Asked what his strategy was this time, Textor referred us to his regular Australian Financial Review column in which he said both extremes of politics had neglected the “discriminating, discerning, thoughtful, hardworking and … rightly demanding” views of “mainstream Australians”.
If early interventions are any indication, the Coalition will go blow-for-blow with Labor on negativity. This pamphlet posted to marginal seats this week highlighting “Labor’s dirty dozen” broken promises, designed to capitalise on the PM’s poisonous lack of appeal, could play well. It’s similar to the Liberals’ semi-viral “headless chooks” commercial.
As The Power Index explained last week, veteran Liberal ad man Mark Pearson and his “blue team” have a knack for pressing the electorate’s buttons — but as Jacqueline Maley observed yesterday, they’ll really only need to line-up YouTube grabs of federal Labor MPs bagging their own party to cut through. And with corporate donations rolling in, the Liberals can afford to spray the vitriol far and wide.
As for the Greens, national campaign coordinator Chris Harris, who took over from Ebony Bennett after the last federal election, told The Power Index that despite the absence of white-knight donor Graeme Wood (who stumped up $1.6 million in 2010), the party would campaign hard against the possibility of a Tony Abbott majority in both houses.
Issues voters associate with the Greens, like education, social welfare and the environment, would get a solid workout. “Our research tells us people are under a lot of pressure and they don’t see the major parties addressing that,” Harris says. The national office has commissioned TV ads dreamt up by long-term contractors, Gruen Transfer favourites Republic of Everyone, that will roll out later in the campaign, with a focus on Western Australia and South Australia where Greens Senators are under serious threat of being dislodged.
While the Greens party “does not have the luxury” of a $25 million outlay like the major parties, Harris said he would expect some trade unions dissatisfied with government policy, including the National Tertiary Education Union, to stump up some much-needed moolah.

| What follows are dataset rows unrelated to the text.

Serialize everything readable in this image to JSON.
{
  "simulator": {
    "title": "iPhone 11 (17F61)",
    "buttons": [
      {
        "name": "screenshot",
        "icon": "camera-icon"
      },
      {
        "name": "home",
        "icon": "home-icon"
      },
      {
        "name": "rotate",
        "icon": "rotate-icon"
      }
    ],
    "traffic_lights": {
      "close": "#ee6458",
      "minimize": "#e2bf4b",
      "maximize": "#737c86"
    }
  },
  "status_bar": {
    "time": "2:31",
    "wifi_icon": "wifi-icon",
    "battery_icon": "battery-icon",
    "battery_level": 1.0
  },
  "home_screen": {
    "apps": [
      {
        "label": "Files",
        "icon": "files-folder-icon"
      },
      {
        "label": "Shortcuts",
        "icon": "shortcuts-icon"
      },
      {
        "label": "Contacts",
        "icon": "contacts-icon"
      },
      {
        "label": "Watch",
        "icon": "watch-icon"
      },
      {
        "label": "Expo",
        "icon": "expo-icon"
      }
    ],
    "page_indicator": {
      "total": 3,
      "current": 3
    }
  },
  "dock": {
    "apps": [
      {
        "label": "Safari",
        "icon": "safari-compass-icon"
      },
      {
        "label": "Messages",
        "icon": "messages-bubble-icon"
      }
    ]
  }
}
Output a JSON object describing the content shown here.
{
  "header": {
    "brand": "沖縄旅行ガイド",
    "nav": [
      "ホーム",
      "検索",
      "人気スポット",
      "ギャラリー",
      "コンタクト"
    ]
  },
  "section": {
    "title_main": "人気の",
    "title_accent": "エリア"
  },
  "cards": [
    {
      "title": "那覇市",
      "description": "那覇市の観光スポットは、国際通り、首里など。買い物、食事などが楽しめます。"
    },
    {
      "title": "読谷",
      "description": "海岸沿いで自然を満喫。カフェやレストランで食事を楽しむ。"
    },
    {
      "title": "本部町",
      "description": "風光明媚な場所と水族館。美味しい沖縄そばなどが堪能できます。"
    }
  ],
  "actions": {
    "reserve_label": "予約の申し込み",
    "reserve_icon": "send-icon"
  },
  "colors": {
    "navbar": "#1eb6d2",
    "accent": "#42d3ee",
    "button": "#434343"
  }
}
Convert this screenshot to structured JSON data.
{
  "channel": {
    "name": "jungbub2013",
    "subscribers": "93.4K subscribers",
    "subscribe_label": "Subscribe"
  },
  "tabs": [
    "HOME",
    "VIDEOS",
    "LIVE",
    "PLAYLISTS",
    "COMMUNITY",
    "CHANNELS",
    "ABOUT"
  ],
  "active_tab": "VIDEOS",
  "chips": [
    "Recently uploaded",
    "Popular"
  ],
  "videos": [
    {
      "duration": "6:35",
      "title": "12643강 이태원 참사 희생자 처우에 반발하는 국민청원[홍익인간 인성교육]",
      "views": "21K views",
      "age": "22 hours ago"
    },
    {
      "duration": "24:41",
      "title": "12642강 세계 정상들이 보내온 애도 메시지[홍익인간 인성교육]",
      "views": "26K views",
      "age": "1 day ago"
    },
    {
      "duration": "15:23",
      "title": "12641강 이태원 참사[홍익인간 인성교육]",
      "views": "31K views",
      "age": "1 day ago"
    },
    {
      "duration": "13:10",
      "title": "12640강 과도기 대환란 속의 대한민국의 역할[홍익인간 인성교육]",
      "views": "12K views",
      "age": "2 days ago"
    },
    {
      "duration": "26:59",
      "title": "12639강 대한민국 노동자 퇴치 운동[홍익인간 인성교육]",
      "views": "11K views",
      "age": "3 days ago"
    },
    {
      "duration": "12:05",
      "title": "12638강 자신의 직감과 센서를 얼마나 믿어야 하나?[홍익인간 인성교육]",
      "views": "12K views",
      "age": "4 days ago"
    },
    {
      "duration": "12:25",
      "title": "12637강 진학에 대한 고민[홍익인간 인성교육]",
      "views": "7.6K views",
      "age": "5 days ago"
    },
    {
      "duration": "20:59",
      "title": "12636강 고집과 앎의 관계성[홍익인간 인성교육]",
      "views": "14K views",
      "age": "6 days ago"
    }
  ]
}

Wright says that in the end, elections are won by clarity of strategy and clarity of message. “Your tactics are important but nowhere near as important as a clear message, hopefully an effective one. There’s so much clutter, there’s so much stuff you can’t control. What question you want to ask people is probably more important than the answer.”
Paddy Batchelor and his merry band of phone bank volunteers will be asking plenty of them over the next three months. Whether it’s enough to turn NSW, let alone Australia, into another Florida is a different question entirely.